Proposal: use dependency for EC operations indirectly through mathlib

[ale-linux]

This proposal recommends changing the dependency used to handle the operations on elliptic curves needed by the BBS+ implementation.

Currently, an implementation from kilic is directly used. We recommend switching to mathlib: mathlib is a module that exposes a common set of API backed by a number of different libraries (amcl, ConsenSys/gnark-crypto and kilic). It currently supports the following curves: FP256BN, BN254, BLS12_377 and BLS12_381 (the latter in two different variants, standard and BBS compliant). mathlib is already being used by fabric, the idemix implementation used by fabric, the fabric token sdk and the fabric smart client.

The reasons that motivate this switch are:

• switching implementation of the same curve is simplified; using mathlib, a developer operates on a curve instance that implements the common set of methods. Changing implementation can be achieved for instance by substituting

var curve = ml.Curves[ml.BLS12_381_BBS]

which uses the customised, BBS+ compliant implementation of bls12-381 (which used to be here and is now implemented by mathlib) with

var curve = ml.Curves[ml.BLS12_381_BBS_GURVY]

which uses the version of bls12-381 backed by gnark-crypto with the necessary customisations to make it BBS+ compliant.
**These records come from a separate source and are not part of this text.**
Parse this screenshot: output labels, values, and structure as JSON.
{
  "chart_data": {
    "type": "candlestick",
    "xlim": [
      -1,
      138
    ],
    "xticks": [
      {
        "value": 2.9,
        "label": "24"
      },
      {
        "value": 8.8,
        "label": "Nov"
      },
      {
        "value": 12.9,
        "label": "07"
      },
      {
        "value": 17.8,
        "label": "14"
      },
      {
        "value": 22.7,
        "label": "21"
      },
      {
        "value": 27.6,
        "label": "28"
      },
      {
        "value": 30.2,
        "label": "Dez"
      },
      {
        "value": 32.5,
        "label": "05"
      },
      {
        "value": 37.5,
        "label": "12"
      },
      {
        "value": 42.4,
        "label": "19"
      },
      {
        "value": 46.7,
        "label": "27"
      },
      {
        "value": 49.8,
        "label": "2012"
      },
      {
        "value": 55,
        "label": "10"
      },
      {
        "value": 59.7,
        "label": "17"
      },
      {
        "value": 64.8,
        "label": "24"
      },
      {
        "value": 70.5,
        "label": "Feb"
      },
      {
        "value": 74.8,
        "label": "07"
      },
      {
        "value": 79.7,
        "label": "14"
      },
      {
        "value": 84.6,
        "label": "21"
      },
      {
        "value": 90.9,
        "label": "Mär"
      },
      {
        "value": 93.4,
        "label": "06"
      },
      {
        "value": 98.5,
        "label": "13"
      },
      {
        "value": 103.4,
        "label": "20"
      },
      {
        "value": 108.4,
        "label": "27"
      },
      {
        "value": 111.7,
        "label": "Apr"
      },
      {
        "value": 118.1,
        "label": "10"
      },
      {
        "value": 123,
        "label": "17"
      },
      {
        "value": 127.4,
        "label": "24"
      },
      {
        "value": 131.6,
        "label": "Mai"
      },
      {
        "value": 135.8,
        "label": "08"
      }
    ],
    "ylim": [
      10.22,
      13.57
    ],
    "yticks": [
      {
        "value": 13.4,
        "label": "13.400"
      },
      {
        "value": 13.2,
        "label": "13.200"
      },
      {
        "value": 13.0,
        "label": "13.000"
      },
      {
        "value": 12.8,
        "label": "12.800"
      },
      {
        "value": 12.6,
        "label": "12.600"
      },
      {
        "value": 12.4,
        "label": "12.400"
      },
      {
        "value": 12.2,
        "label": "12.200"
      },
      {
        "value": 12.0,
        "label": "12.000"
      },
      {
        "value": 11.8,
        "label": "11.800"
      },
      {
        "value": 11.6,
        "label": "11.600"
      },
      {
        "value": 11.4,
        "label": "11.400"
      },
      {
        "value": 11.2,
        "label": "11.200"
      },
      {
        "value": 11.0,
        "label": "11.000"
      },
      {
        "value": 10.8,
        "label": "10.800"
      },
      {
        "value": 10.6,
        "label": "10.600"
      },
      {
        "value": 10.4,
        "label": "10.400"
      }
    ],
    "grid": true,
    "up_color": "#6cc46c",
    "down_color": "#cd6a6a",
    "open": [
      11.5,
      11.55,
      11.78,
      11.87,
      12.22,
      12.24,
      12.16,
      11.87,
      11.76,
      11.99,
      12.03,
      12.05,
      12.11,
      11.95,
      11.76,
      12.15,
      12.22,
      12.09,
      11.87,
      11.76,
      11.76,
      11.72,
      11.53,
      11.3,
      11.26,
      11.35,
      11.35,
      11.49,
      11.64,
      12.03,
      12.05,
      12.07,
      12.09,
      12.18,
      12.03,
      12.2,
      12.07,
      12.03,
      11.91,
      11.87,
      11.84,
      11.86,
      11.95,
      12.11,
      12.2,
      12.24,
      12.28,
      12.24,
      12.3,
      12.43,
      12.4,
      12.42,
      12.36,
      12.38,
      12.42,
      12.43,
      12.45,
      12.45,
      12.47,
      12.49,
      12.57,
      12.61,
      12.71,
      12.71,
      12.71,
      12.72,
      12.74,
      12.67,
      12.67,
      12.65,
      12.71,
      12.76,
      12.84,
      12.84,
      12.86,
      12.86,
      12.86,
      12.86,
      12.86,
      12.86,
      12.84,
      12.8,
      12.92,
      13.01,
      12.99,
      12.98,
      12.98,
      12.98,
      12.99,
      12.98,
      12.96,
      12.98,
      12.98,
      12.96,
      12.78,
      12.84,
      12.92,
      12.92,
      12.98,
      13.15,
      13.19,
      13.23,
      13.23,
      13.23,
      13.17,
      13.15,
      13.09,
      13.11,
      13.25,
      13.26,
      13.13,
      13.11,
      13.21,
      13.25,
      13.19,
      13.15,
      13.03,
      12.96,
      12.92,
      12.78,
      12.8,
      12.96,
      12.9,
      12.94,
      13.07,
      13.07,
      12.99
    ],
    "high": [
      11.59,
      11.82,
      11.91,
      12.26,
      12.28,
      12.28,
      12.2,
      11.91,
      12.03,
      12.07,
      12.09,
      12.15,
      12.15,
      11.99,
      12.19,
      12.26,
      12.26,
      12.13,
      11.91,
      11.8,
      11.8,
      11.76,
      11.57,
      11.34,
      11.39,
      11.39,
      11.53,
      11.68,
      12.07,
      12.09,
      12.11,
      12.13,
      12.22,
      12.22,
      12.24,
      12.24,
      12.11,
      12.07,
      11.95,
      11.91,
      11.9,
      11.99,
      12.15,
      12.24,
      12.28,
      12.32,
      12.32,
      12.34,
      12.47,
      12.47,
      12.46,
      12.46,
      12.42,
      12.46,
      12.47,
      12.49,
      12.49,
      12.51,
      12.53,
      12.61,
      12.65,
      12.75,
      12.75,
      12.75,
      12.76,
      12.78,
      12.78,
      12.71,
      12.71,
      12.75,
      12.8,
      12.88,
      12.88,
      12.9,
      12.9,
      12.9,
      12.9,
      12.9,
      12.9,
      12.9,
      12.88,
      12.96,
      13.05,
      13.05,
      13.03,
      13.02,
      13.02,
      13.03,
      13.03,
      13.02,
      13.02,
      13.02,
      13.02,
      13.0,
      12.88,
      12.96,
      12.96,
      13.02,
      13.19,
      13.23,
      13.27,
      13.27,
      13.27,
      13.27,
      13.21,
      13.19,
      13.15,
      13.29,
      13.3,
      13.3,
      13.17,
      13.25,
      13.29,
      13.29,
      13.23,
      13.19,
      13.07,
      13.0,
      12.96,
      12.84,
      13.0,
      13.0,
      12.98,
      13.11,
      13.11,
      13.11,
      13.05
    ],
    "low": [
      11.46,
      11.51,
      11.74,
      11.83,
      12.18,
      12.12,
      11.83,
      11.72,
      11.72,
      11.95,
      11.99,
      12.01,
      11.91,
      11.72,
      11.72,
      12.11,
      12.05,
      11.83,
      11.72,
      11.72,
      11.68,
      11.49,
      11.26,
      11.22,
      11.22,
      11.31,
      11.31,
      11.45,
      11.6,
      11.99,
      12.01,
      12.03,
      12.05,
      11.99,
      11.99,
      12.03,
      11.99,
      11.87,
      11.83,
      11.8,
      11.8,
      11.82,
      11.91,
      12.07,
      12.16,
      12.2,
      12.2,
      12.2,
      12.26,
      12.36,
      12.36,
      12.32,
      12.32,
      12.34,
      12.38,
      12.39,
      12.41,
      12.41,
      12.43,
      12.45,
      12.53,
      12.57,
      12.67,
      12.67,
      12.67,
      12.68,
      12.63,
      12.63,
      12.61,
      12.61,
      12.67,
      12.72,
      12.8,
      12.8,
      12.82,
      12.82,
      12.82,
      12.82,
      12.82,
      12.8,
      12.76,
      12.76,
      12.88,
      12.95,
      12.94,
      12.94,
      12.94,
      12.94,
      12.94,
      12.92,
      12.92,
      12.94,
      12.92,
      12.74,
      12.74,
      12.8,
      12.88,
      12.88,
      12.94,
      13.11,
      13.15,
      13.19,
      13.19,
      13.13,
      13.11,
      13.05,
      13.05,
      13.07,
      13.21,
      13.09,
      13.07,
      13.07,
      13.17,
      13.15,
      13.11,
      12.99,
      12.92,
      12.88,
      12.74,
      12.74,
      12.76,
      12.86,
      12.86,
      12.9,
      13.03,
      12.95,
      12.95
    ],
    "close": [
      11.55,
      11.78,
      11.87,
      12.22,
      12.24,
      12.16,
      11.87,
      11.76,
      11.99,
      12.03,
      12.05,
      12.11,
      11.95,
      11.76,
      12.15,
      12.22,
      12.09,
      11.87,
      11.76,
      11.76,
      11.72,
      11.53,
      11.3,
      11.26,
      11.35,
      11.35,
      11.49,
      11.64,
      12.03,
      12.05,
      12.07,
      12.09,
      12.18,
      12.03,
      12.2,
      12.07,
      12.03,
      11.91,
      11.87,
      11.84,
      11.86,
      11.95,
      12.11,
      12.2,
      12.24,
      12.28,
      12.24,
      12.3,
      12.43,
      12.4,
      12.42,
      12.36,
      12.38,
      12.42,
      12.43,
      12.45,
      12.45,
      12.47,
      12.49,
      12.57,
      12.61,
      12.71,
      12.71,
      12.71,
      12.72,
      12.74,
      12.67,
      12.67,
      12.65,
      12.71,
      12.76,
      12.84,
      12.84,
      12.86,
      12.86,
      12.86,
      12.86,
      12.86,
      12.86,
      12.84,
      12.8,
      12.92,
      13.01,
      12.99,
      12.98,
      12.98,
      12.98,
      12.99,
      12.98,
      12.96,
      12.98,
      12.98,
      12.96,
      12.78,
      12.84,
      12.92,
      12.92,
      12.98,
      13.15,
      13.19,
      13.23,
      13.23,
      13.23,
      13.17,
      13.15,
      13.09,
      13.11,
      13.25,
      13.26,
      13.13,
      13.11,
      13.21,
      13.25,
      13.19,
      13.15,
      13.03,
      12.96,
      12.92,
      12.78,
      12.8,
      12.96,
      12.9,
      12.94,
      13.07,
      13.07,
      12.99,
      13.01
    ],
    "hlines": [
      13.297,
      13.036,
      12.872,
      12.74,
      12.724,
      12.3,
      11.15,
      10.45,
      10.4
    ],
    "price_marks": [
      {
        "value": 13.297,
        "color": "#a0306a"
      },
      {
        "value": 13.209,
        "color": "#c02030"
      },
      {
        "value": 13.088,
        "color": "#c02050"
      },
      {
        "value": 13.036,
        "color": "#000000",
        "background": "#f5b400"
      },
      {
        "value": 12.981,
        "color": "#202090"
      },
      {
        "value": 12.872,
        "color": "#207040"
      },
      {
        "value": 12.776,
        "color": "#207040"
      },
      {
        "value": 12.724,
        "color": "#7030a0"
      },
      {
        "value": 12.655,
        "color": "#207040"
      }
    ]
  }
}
The rest of the code wouldn't have to change

• similarly, switching curve (e.g. using bls12-377) may be achieved through similar means. This might be necessary either because over time the degree of security offered by curves weakens and curves need to be changed to remain secure, or because one might want to use different curves to achieve different goals (e.g. because one wants to generate SNARK proofs over BBS+ artefacts, and an efficient instance of that would use bls12-381 for the SNARK and bls12-377 for BBS).

• the ease of switch also permits changing implementation easily, should a curve provider either become unmaintained or because a more performant implementation is available.

This proposal is supported by @ale-linux and @adecaro.

We would kindly ask @sudeshrshetty to please have a look - we're happy to discuss the proposal in-depth with the community.

[sudeshrshetty]

@ale-linux I appreciate the thorough details provided, and the proposal looks good to me.